Arellano’s Carcass-Cornucopia mirrors both sunrise and sunset, birth and rebirth. This transition from day to night, and vice versa, is a cue for transitions of the self and the world to seemingly fervent changes. Viewing the inscape awakens me, it is a trigger to wallow in an uncanny yet prepossessing state, a period of solitary reflection. It is a multi-sensorial immersion into another dimension. It triggers much ado about unbecoming and becoming not just of the artist’s journey and struggles, but to my own vulnerability to such sensibilities.

[1] Carcass-Cornucopia (1987) forms part of Arellano’s 1987 inscape, Myths of Creation and Destruction Part I, where it was presented with Music for Making the Sun Rise, male skulls filled with and buried in coarse sand and arranged on the ground, perhaps a Zen-inspired landscape, as if they were musical notes which also comes with music recorded on cassette tape. Agnes Arellano, Myths of Creation and Destruction Part I, accessed 12 May 2020, http://www.agnesarellano.com/works/myths-of-creation-and-destruction-1.

[2] An anthropomorphic sculpture representing a rice deity from the Northern Philippines (Ifugao, a landlocked area in Cordillera Administrative Region). “Figure of a Male Rice Deity (Bulul),” The Met Museum, accessed 12 May 2020, https://www.metmuseum.org/art/collection/search/626371.

[3] Author’s interview with the artist, October 2019.

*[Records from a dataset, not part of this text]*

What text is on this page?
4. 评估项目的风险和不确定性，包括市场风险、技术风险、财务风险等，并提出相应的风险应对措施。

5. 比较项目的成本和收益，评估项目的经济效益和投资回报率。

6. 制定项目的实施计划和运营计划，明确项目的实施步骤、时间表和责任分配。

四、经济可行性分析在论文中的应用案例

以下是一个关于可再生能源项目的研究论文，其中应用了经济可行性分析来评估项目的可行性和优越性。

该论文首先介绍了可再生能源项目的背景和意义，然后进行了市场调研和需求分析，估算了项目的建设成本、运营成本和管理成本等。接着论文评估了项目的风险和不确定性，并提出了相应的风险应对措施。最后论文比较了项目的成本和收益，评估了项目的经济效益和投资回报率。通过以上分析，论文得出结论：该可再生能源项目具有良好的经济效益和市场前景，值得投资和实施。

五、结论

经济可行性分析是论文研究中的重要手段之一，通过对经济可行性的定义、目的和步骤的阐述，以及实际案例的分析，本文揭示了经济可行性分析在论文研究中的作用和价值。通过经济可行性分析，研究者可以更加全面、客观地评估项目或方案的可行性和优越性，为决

[4] One of which was at Fukuoka Asian Art Museum in Fukuoka Prefecture, Japan. Retrieved from https://artsandculture.google.com/asset/myths-of-creation-and-destruction-i-agnes-arellano/rQF8yMDC-zr4rw?hl=en, accessed 13 May 2020.

[5] Ibid.

Alain Zedrick Camiling (b. 1994, Manila) is an arts manager, educator, and writer from Manila. His practice largely stems from management, audience and exhibition development of private collections such as of Bank of the Philippine Islands (BPI), Bangladesh Embassy in Manila, and University of the Philippines University Collection (for collection mapping). He currently teaches with the De La Salle-College of St. Benilde where he co-authored its 2018 BA Arts Management curriculum with Dindin Araneta. He pioneered BPI’s Arts Education Program in 2018 where he managed over 1,200 artworks, curated a workshop series for publics, and coordinated Images of Nation: National Artists in the BPI Art Collection exhibit featuring 14 out of 17 Philippine National Artists for Visual Arts at the Ayala Museum. He is affiliated with Pi Gamma Mu International Honor Society, Museum Foundation of the Philippines, and X+ Platform.